DOEF

Clinical data
- Other names: DOEF; 2,5-Dimethoxy-4-(2-fluoroethyl)amphetamine; 4-(2-Fluoroethyl)-2,5-dimethoxyamphetamine
- Routes of administration: Oral
- Drug class: Serotonergic psychedelic; Hallucinogen
- ATC code: None;

Pharmacokinetic data
- Onset of action: 1–2 hours Peak: 3 hours
- Duration of action: 12–16 hours

Identifiers
- IUPAC name 1-[4-(2-fluoroethyl)-2,5-dimethoxyphenyl]propan-2-amine;
- CAS Number: 121649-01-2;
- PubChem CID: 14201982;
- ChemSpider: 21106293;
- UNII: 72UT55MXE3;
- ChEMBL: ChEMBL123685;
- CompTox Dashboard (EPA): DTXSID00557322 ;

Chemical and physical data
- Formula: C_{13}H_{20}FNO_{2}
- Molar mass: 241.306 g·mol^{−1}
- 3D model (JSmol): Interactive image;
- SMILES C1(=CC(=C(C=C1CC(C)N)OC)CCF)OC;
- InChI InChI=1S/C13H20FNO2/c1-9(15)6-11-8-12(16-2)10(4-5-14)7-13(11)17-3/h7-9H,4-6,15H2,1-3H3; Key:QLENKWFQUHHBKZ-UHFFFAOYSA-N;

= 2,5-Dimethoxy-4-(2-fluoroethyl)amphetamine =

 2,5-Dimethoxy-4-(2-fluoroethyl)amphetamine (DOEF) is a psychedelic drug of the phenethylamine, amphetamine, and DOx families.

==Use and effects==
In his book PiHKAL (Phenethylamines I Have Known and Loved), Alexander Shulgin lists DOEF's dose as 2 to 3.5 mg orally and its duration as 12 to 16 hours.

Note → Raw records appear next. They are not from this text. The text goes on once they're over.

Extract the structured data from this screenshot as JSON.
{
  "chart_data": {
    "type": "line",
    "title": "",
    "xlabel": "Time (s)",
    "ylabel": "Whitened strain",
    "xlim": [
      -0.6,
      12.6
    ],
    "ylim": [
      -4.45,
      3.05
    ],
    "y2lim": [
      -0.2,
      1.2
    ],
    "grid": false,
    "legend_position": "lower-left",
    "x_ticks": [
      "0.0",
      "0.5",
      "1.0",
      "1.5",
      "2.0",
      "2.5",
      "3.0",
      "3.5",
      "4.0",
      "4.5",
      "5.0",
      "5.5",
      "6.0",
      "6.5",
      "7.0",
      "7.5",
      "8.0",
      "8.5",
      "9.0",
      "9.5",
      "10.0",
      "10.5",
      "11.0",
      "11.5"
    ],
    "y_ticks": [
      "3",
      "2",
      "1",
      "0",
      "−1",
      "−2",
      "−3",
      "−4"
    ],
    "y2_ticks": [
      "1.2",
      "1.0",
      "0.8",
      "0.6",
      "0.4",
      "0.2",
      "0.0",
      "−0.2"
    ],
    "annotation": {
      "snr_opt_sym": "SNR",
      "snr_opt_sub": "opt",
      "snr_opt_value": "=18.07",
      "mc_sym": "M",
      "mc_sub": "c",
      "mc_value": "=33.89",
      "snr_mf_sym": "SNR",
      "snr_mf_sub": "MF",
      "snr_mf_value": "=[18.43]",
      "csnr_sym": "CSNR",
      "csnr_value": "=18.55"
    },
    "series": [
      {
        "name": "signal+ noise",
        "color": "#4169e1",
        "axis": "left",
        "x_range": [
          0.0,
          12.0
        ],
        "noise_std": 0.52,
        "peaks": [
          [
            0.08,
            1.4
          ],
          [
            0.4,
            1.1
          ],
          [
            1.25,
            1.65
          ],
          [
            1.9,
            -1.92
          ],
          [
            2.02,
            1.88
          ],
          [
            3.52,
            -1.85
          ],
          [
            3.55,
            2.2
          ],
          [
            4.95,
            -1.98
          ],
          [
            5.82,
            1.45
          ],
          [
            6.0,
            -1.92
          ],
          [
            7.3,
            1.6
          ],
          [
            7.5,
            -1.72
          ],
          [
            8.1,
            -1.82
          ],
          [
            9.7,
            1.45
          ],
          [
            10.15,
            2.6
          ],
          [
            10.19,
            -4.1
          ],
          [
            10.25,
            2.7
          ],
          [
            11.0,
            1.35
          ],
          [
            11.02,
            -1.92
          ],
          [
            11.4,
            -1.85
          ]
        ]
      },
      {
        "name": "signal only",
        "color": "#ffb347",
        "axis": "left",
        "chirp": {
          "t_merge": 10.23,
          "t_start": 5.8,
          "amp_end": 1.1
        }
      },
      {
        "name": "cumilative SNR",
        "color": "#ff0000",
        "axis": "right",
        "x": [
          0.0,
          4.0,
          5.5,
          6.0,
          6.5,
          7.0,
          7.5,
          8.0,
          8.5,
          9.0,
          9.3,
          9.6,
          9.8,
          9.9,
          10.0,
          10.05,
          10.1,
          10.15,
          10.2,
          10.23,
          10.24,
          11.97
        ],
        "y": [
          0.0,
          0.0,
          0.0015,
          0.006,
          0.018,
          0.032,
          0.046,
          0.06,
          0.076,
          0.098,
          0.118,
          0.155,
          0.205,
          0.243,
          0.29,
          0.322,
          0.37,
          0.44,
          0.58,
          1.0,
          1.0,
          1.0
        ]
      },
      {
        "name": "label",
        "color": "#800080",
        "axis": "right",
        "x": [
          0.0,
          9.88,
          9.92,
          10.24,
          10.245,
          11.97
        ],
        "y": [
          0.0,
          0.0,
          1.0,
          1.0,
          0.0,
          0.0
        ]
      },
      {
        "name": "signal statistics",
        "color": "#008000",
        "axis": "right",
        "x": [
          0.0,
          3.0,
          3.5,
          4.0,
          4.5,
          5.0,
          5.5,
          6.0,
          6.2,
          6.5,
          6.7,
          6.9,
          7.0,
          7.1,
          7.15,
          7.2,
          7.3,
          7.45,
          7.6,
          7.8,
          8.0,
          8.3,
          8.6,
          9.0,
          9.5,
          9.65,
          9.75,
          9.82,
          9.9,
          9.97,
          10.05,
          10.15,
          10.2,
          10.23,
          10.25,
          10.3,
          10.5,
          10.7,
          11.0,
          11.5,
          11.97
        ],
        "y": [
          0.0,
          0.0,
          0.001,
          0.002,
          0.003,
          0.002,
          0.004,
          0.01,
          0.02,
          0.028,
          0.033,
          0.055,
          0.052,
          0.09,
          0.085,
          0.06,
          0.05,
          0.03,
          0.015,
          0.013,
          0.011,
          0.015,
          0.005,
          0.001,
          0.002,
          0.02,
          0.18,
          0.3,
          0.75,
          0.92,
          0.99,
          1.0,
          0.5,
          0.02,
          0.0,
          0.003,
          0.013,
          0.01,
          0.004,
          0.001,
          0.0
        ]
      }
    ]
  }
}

The drug's onset was 1 to 2 hours and peak effects occurred after 3 hours. The effects of DOEF were reported to include unworldliness, closed-eye imagery no appreciable open-eye visuals or not highly visual, time dilation, music and erotic enhancement, no body discomfort, insomnia, and sleep disruption, among others.

==Chemistry==
===Synthesis===
The chemical synthesis of DOEF has been described.

===Analogues===
Analogues of DOEF include 2C-EF, DOET, DOTFE, DOPF, and DOTFM, among others.

==History==
DOEF was first described in the scientific literature by Alexander Shulgin and colleagues in 1988. Subsequently, it was described in greater detail by Shulgin in PiHKAL in 1991.

==Society and culture==
===Legal status===
DOEF is a controlled substance in Canada under phenethylamine blanket-ban language.